Auto-alimentée par la défiance des marchés, le ralentissement de l'économie et une dette toujours plus énorme à renouveler, les dernières heures voient la crise s'accélérer. Tout le monde est pris de court. Angela Merkel voulait prétendre que l'Allemagne n'aiderait peut-être pas la Grèce; une posture purement électorale, à tenir jusqu'au 9 mai, pour ne pas fâcher le naïf électeur Allemand. Cela paraît loin aujourd'hui. La France affiche une intransigeance de façade alors que le pays est lui-même dans une situation économique désastreuse (même causes, mêmes effets) et surtout, que les banques françaises et allemandes détiennent 39% de la dette grecque... Rappelons que lorsque l'Argentine a fait défaut, les créanciers ont du accepter de perdre deux tiers de leurs créances.

En d'autres termes, lorsque la Grèce tombera, des banques françaises vont sauter. Et le Portugal. Et d'autres encore: Espagne, Italie, Irlande, France...

L'Euro, en tant que monnaie, aura vécu, et ce sera bien le cadets de nos soucis.

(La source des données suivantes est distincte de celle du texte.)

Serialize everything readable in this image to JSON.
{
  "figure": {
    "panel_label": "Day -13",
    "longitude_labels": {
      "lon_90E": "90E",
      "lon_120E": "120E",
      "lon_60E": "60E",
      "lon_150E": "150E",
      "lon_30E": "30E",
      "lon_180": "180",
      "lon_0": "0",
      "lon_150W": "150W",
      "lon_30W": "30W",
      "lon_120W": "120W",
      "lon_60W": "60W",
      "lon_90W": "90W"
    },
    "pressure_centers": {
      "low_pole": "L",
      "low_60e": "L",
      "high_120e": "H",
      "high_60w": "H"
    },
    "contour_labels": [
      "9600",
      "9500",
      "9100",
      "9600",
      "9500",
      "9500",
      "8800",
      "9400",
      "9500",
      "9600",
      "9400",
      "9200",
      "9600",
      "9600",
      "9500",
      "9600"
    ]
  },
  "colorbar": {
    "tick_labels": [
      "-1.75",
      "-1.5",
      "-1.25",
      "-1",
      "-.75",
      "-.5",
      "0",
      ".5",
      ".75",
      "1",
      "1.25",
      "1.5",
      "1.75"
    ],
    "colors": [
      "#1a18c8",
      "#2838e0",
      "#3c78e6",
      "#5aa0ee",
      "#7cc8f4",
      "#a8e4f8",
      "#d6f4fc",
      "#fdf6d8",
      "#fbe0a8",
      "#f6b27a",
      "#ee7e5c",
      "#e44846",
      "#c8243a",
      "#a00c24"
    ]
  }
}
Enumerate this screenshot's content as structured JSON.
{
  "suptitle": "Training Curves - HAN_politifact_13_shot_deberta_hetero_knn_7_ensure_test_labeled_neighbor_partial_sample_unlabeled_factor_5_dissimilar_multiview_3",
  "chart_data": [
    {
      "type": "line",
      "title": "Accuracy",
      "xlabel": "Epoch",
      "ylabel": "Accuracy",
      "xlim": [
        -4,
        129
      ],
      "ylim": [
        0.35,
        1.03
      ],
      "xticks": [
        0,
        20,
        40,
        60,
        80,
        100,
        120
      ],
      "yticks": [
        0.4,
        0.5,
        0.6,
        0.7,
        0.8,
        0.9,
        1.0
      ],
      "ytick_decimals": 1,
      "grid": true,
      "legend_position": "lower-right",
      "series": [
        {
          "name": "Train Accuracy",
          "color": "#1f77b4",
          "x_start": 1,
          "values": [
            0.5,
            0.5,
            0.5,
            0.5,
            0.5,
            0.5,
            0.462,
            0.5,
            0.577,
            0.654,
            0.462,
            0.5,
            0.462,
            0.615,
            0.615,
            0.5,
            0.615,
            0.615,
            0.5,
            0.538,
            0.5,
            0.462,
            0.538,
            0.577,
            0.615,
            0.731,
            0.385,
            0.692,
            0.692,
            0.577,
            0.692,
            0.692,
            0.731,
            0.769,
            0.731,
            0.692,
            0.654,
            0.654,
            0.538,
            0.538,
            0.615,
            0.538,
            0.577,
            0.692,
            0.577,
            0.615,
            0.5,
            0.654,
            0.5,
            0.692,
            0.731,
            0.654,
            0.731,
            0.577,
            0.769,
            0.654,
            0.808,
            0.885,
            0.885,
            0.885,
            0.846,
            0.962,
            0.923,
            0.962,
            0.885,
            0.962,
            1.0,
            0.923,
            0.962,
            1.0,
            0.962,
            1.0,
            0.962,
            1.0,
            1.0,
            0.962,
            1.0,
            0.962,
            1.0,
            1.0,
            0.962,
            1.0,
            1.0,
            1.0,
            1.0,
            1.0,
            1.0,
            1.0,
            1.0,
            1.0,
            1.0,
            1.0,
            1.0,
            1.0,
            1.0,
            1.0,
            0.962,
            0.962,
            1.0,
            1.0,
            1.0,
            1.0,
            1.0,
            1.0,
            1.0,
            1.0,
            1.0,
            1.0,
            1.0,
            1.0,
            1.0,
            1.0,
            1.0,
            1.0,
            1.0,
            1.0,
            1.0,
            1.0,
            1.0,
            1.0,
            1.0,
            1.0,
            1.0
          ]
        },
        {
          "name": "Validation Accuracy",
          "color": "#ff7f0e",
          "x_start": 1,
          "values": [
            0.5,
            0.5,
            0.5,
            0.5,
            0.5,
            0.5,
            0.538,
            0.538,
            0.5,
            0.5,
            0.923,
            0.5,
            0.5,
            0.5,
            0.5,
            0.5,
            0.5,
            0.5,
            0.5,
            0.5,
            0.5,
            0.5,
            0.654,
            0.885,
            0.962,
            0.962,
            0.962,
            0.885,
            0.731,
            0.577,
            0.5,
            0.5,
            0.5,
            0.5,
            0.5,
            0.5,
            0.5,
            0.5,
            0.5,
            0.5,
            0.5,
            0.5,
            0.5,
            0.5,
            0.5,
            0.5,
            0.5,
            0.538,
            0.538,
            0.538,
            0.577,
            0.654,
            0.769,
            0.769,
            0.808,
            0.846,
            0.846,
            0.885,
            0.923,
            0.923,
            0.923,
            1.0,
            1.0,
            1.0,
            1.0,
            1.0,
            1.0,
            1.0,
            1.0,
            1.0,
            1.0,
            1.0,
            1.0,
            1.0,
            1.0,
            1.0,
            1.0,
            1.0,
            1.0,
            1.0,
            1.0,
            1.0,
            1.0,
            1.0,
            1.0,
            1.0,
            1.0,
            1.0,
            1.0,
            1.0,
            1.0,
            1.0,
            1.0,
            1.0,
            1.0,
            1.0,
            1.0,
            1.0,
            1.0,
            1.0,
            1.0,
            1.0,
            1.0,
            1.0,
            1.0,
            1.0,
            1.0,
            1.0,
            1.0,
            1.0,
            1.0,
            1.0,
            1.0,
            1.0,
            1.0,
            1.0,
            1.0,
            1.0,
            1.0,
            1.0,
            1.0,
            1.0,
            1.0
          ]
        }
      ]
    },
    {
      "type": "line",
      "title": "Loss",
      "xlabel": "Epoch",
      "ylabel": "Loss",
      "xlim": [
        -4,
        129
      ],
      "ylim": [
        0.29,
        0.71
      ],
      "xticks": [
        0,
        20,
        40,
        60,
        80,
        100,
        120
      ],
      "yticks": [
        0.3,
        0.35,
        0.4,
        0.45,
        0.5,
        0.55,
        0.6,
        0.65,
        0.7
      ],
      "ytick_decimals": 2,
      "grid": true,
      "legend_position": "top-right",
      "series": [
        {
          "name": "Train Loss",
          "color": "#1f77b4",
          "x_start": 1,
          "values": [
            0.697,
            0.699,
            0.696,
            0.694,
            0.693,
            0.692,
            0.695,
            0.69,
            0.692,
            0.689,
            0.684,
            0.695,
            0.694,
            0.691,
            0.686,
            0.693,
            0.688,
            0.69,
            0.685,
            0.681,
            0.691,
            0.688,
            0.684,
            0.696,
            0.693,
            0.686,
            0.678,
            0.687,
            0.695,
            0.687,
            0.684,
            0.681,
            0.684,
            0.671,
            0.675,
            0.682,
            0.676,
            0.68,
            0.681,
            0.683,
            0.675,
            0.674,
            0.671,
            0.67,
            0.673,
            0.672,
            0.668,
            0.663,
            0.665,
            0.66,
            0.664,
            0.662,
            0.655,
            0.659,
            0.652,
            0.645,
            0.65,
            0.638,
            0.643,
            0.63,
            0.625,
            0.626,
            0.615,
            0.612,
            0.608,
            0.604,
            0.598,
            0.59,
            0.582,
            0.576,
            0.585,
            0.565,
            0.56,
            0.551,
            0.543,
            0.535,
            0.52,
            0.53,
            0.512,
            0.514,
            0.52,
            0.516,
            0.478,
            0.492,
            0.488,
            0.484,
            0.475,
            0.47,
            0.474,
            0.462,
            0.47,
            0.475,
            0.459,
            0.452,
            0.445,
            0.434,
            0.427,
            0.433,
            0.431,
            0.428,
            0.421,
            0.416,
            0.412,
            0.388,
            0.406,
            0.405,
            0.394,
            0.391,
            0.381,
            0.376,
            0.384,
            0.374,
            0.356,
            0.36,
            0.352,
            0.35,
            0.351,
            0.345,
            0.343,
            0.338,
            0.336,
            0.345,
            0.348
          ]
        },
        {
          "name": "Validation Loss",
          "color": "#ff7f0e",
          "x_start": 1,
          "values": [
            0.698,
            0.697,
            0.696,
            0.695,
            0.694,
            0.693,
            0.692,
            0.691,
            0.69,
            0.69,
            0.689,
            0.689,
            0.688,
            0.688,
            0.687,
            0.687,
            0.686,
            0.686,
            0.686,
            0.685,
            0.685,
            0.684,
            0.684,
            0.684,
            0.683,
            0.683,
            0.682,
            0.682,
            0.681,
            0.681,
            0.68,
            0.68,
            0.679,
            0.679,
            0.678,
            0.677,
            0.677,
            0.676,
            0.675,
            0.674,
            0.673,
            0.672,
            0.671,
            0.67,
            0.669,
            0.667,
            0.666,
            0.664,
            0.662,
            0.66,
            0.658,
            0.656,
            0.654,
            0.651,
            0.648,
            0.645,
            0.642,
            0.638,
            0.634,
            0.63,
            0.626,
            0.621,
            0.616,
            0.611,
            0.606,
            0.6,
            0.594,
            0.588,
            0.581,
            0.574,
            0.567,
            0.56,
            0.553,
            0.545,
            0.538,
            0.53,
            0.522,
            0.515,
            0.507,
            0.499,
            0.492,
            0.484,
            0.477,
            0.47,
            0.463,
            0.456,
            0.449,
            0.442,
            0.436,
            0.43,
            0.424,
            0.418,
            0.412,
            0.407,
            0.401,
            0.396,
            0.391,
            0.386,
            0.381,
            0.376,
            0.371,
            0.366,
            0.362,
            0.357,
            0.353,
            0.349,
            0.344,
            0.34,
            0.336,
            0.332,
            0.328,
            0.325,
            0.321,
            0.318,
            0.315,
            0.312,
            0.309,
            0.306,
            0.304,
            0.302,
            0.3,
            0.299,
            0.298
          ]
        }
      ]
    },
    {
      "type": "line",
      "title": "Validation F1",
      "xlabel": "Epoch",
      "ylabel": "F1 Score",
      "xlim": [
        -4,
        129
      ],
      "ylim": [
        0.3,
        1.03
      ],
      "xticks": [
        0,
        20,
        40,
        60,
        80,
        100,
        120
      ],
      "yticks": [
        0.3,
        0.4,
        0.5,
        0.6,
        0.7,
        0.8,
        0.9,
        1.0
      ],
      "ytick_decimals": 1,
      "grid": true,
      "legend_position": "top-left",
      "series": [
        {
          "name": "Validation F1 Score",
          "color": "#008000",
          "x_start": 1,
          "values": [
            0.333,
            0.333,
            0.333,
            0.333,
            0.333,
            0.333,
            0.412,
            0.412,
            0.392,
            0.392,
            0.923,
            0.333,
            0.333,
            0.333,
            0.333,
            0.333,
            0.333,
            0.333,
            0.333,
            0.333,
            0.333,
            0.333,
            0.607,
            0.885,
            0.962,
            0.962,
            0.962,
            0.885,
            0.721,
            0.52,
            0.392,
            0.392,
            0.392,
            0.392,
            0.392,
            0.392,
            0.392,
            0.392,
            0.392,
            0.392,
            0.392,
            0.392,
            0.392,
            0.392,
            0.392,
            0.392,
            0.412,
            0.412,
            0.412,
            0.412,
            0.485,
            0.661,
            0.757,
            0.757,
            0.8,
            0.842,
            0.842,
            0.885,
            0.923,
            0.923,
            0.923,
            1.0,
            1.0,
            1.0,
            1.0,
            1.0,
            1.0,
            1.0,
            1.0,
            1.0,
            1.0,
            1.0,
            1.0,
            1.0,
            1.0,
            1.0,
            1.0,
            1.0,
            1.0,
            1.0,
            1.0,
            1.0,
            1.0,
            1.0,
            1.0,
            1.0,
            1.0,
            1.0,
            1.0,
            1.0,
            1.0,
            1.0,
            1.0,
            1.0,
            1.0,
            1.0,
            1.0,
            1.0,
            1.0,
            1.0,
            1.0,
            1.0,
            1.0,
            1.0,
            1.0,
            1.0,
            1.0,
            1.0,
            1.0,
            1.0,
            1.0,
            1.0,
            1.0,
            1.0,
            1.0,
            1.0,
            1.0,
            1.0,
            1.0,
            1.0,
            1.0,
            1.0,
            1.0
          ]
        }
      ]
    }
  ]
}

La crise des subprimes semblera un aimable divertissement en regard de ce qui s'apprête à tomber sur le nez des Européens.

Les Suisses auraient tort de penser qu'ils sont à l'abri. Ils découvriront bien assez tôt comment les deuxièmes et troisièmes piliers de leurs retraites ont été exposé aux placements "sans risque" des fonds souverains... Et, naturellement, la crise économique européenne va avoir son petit effet sur les exportations: lorsque votre premier client est financièrement aux abois, ce n'est pas très bon pour les affaires.

Nous entrons dans une période de turbulences. Il n'y aura pas assez de chaloupes pour tout le monde.